In November 2011, SA manufacturing production rose by a more encouraging 2.9%m/m (seasonally adjusted), compared with a revised decrease of 3.5%m/m in October. The November reading was well above market expectations, which was for a rise of 2.2%m/m; although the consensus forecast was based on a very small sample survey.

On an annual basis, production improved to a growth rate of 2.6%y/y, up from a revised 1.2%y/y in October. In the past three months (September 2011 to November 2011), production has risen by 2.0%q/q, seasonally adjusted.

Unfortunately, both the monthly as well as the annual rate of change in manufacturing activity has been extremely volatile for a considerable period, with a substantial divergence in performance at sector or industry level. For example, cement production was up 14.4%y/y in November 2011, while total vehicle production was down 12.6%y/y in the same month (see chart attached). There has also been increased maintenance in the petroleum industry, which has distorted the data, and exaggerated the weakness.

It is perhaps useful to look at the trend cycle index for manufacturing (see chart attached), which clearly shows that although SA manufacturing has recovered from the 2008/2009 severe recession, it has been stagnating for the past year and remains under pressure. The performance of manufacturing has certainly not kept pace with the performance of the retail sector (see discussion below and chart attached). Instead it has been negatively impacted by a range of factors including higher import demand (helped by the strong currency), a relatively poor performance in the domestic mining and agricultural sectors, a slump in construction activity as well as a general lack of fixed investment spending.
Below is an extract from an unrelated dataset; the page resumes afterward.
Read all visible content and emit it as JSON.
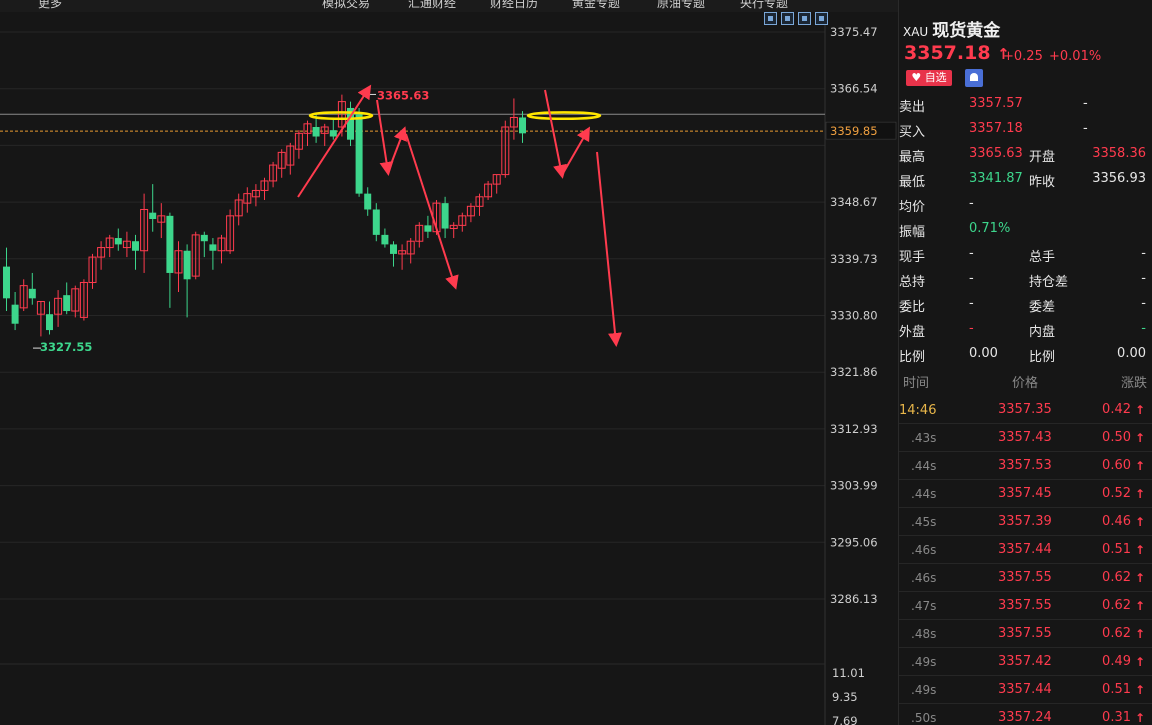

It is concerning to see that around 30% of all manufacturing activity (by weight) has recorded a decline in output over the past year. This weakness in manufacturing is in sharp contrast with the relatively strong growth in retail activity. This is one reason why analysts keep suggesting that the economy is sending mixed signals.

Unfortunately, the demand at the retail level is increasingly being satisfied by imports. Hence South Africa’s import intensity has continued to rise. It also tell us that stimulating the consumer further (rate cut) could have very little impact on local manufacturing, but rather just lead to increased imports. Instead, SA needs a broader policy response that focuses on an increase in fixed investment activity, especially business related infrastructure. 

For 2010 as a whole SA manufacturing activity grew by 4.8%y/y, which was obviously a vast improvement on the 13.4%y/y decline recorded in 2009. 2011-Year-to-date, however, production has averaged an annual growth rate of only 2.5%. While we still don’t expect the manufacturing sector to return to severe recession conditions, it will struggle to gain any real momentum without an improvement in the global economy and/or a revitalisation of the domestic economy in the form of increased investment activity and employment growth.